Decent, good-hearted American people—that is, the majority of Americans—understand that immigration is a very complex issue and that unauthorized immigrants don't come here on a whim or because they were bored down south.

But there are some bullies in our midst, and unfortunately they're very noisy. They would like you to think that they're in the majority, that the American people will not tolerate immigration reform while the economy is in such terrible shape. This is the reality that they are actively trying to bring into being just by repeating it over and over again. Please, do not let them.

In an article posted on the Rockridge Institute website, George Lakoff and Sam Ferguson make some excellent suggestions for how we can be the ones to shape the national debate:
  • Address the issue as one of globalization. "If capital is going to freely cross borders, should people and labor be able to do so as well, going where globalization takes the jobs?"
  • Address the issue as a humanitarian crisis involving "mass migration and displacement of people from their homelands at a rate of 800,000 people a year. . . . As a humanitarian crisis, the solution could involve the UN or the Organization of American States."
  • Address immigration as a civil rights issue. "For the most part, [the 12 million immigrants living in the U.S. without authorization] are assimilated into the American system, but are forced to live underground and in the shadows because of their legal status. They are denied ordinary civil rights."
  • Address immigration as a "cheap labor issue." "Undocumented immigrants allow employers to pay low wages, which in turn provide the cheap consumer goods we find at WalMart and McDonald's. They are part of a move towards the cheap lifestyle, where employers and consumers find any way they can to save a dollar, regardless of the human cost."
Activating these frames rather than the old "they're eating our pie" frame will help us to reshape the national debate and enable lawmakers to enact just, compassionate, and pragmatic immigration reform.

One of the primary reasons that now is the time to push for a just and humane immigration policy is that the Democrats would not have had such a sweeping victory in November had it not been for Latino voters, for whom immigration reform is an especially high priority. In other words, we have some political capital right this instant. We mustn't let it slip away.

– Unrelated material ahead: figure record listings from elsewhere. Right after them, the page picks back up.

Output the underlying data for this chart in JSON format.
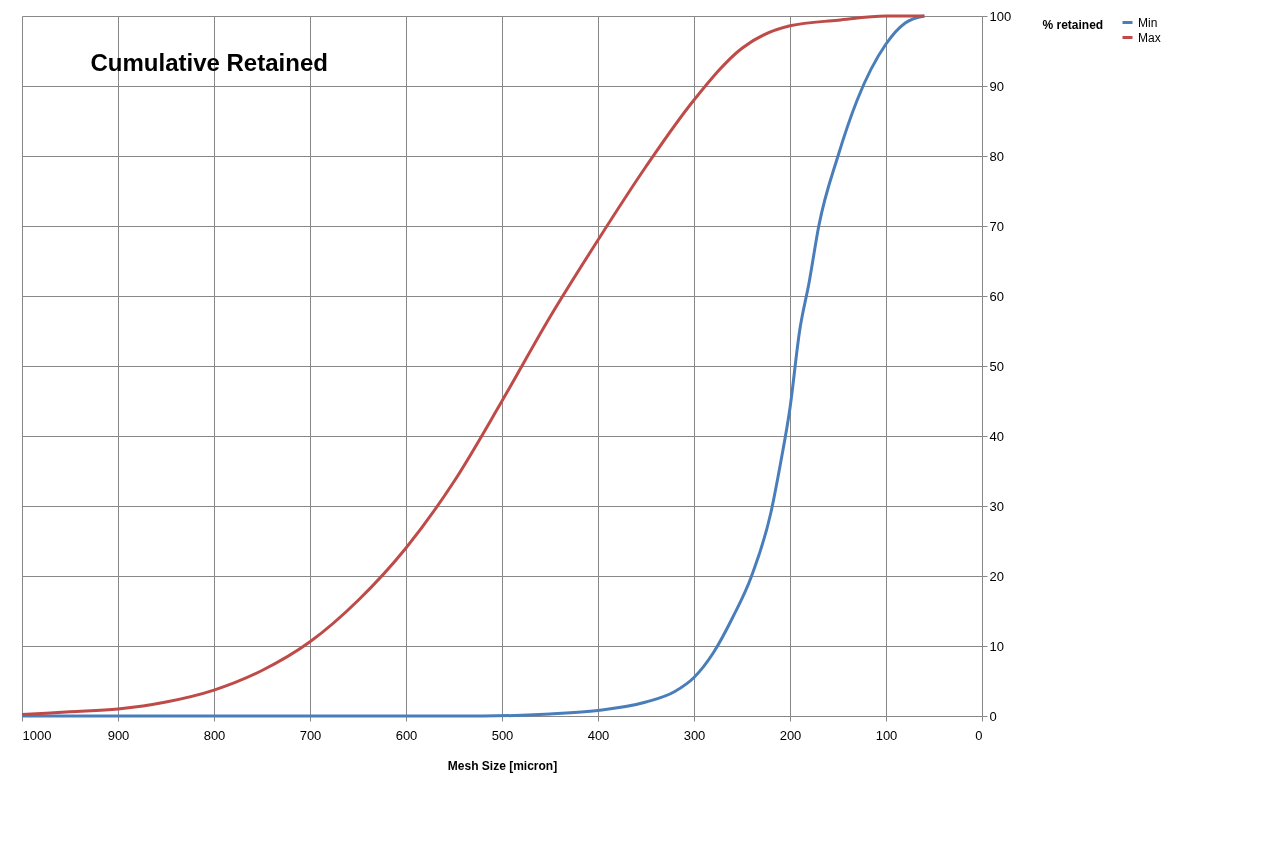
{
  "chart_data": {
    "type": "line",
    "title": "Cumulative Retained",
    "xlabel": "Mesh Size [micron]",
    "ylabel": "% retained",
    "xlim": [
      1000,
      0
    ],
    "xticks": [
      1000,
      900,
      800,
      700,
      600,
      500,
      400,
      300,
      200,
      100,
      0
    ],
    "ylim": [
      0,
      100
    ],
    "yticks": [
      0,
      10,
      20,
      30,
      40,
      50,
      60,
      70,
      80,
      90,
      100
    ],
    "grid": true,
    "legend": "right",
    "marker": "none",
    "line_style": "solid",
    "series": [
      {
        "name": "Min",
        "color": "#4a7ebb",
        "x": [
          1000,
          900,
          800,
          700,
          600,
          520,
          450,
          400,
          350,
          320,
          300,
          280,
          260,
          240,
          220,
          210,
          200,
          190,
          180,
          170,
          150,
          130,
          100,
          80,
          60
        ],
        "values": [
          0,
          0,
          0,
          0,
          0,
          0,
          0.3,
          0.8,
          2,
          3.5,
          5.5,
          9,
          14,
          20,
          29,
          36,
          44,
          55,
          62,
          70,
          80,
          88,
          96,
          99,
          100
        ]
      },
      {
        "name": "Max",
        "color": "#be4b48",
        "x": [
          1000,
          950,
          900,
          850,
          800,
          750,
          700,
          650,
          600,
          550,
          500,
          450,
          400,
          350,
          300,
          250,
          200,
          150,
          100,
          60
        ],
        "values": [
          0.2,
          0.6,
          1,
          2,
          3.7,
          6.5,
          10.6,
          16.5,
          24,
          33.5,
          45,
          57,
          68,
          78.5,
          88,
          95.4,
          98.6,
          99.4,
          100,
          100
        ]
      }
    ]
  }
}
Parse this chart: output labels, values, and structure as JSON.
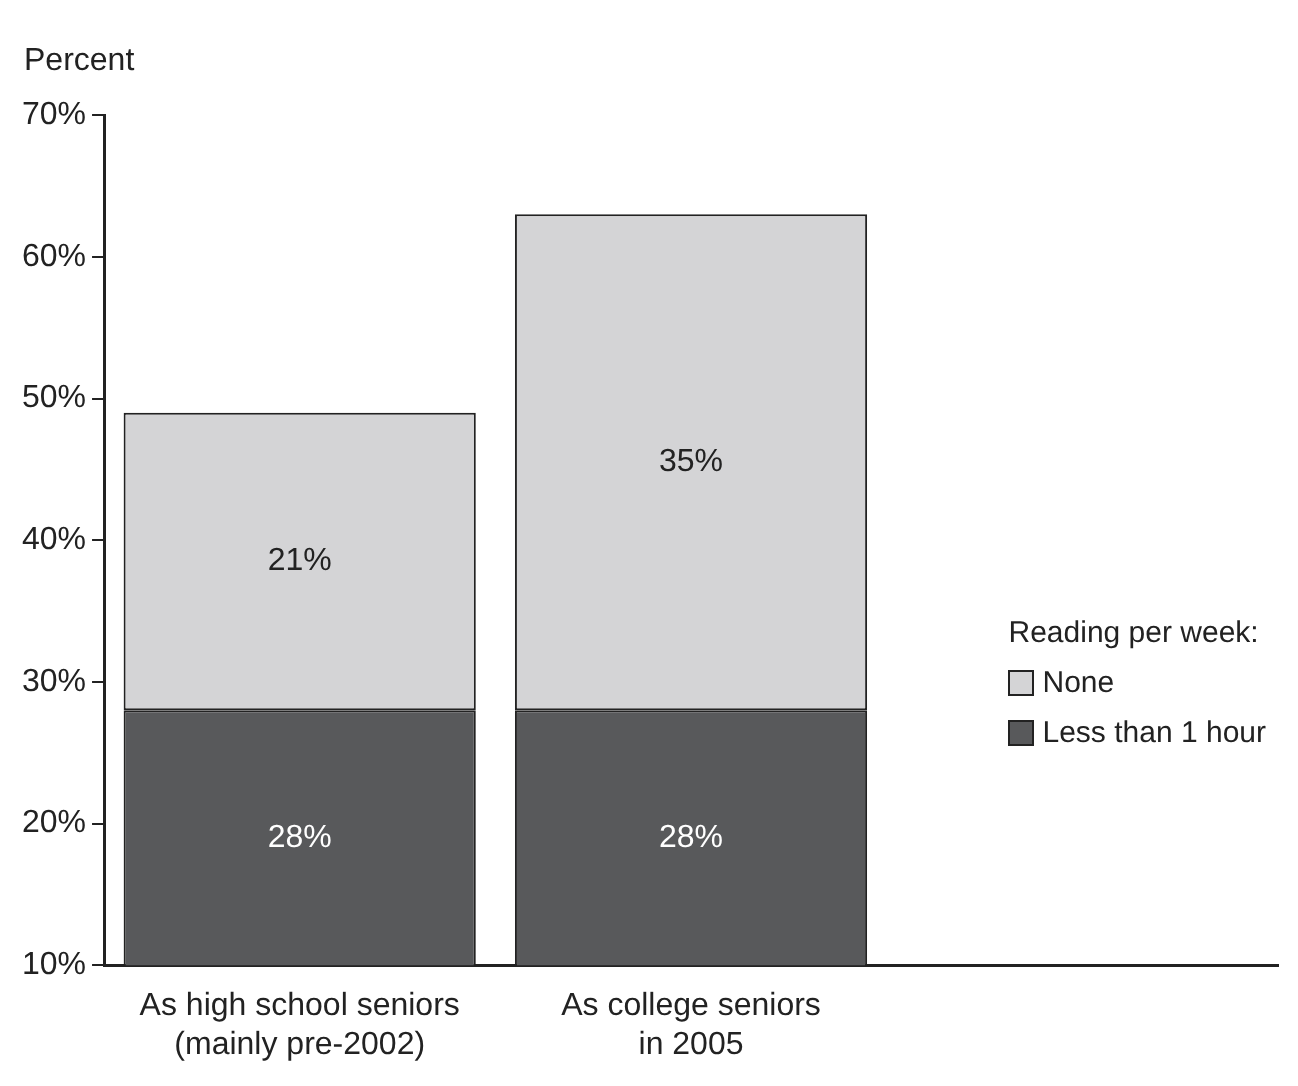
{
  "chart_data": {
    "type": "bar",
    "stacked": true,
    "ylabel": "Percent",
    "legend_title": "Reading per week:",
    "legend": "right",
    "grid": false,
    "categories": [
      "As high school seniors\n(mainly pre-2002)",
      "As college seniors\nin 2005"
    ],
    "series": [
      {
        "name": "Less than 1 hour",
        "color": "#58595b",
        "values": [
          28,
          28
        ],
        "value_labels": [
          "28%",
          "28%"
        ]
      },
      {
        "name": "None",
        "color": "#d4d4d6",
        "values": [
          21,
          35
        ],
        "value_labels": [
          "21%",
          "35%"
        ]
      }
    ],
    "ylim": [
      10,
      70
    ],
    "yticks": [
      {
        "value": 10,
        "label": "10%"
      },
      {
        "value": 20,
        "label": "20%"
      },
      {
        "value": 30,
        "label": "30%"
      },
      {
        "value": 40,
        "label": "40%"
      },
      {
        "value": 50,
        "label": "50%"
      },
      {
        "value": 60,
        "label": "60%"
      },
      {
        "value": 70,
        "label": "70%"
      }
    ]
  }
}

The FPRI and myriad nativist hate groups recognize that political capital, and they're afraid. So they are using their well-practiced tactics to try to convince us and everyone else that now is not the time and that we have no political capital. They know that the momentum is with us. They know that our time is now.

The following quotation, as big as life, appears on the WhiteHouse.gov page describing the Obama administration's agenda regarding immigration:
The time to fix our broken immigration system is now. … We need stronger enforcement on the border and at the workplace. … But for reform to work, we also must respond to what pulls people to America. … Where we can reunite families, we should. Where we can bring in more foreign-born workers with the skills our economy needs, we should.
—Barack Obama, Statement on U.S. Senate Floor, May 23, 2007
I could do without the bit about "stronger enforcement," but remember this was before the launch of the horrendous ICE raids. I'm heartened by Obama's pragmatism as well as his refreshing willingness to see the complexities involved: "For reform to work, we must also respond to what pulls people to America."

And of course, our president will never forget that he himself is the son of an immigrant. The Day of the Immigrant in America is indeed at hand. The time is now. Now! That's what he said. Well, actually, he said "now" way back in 2007. In which case, the time is past due.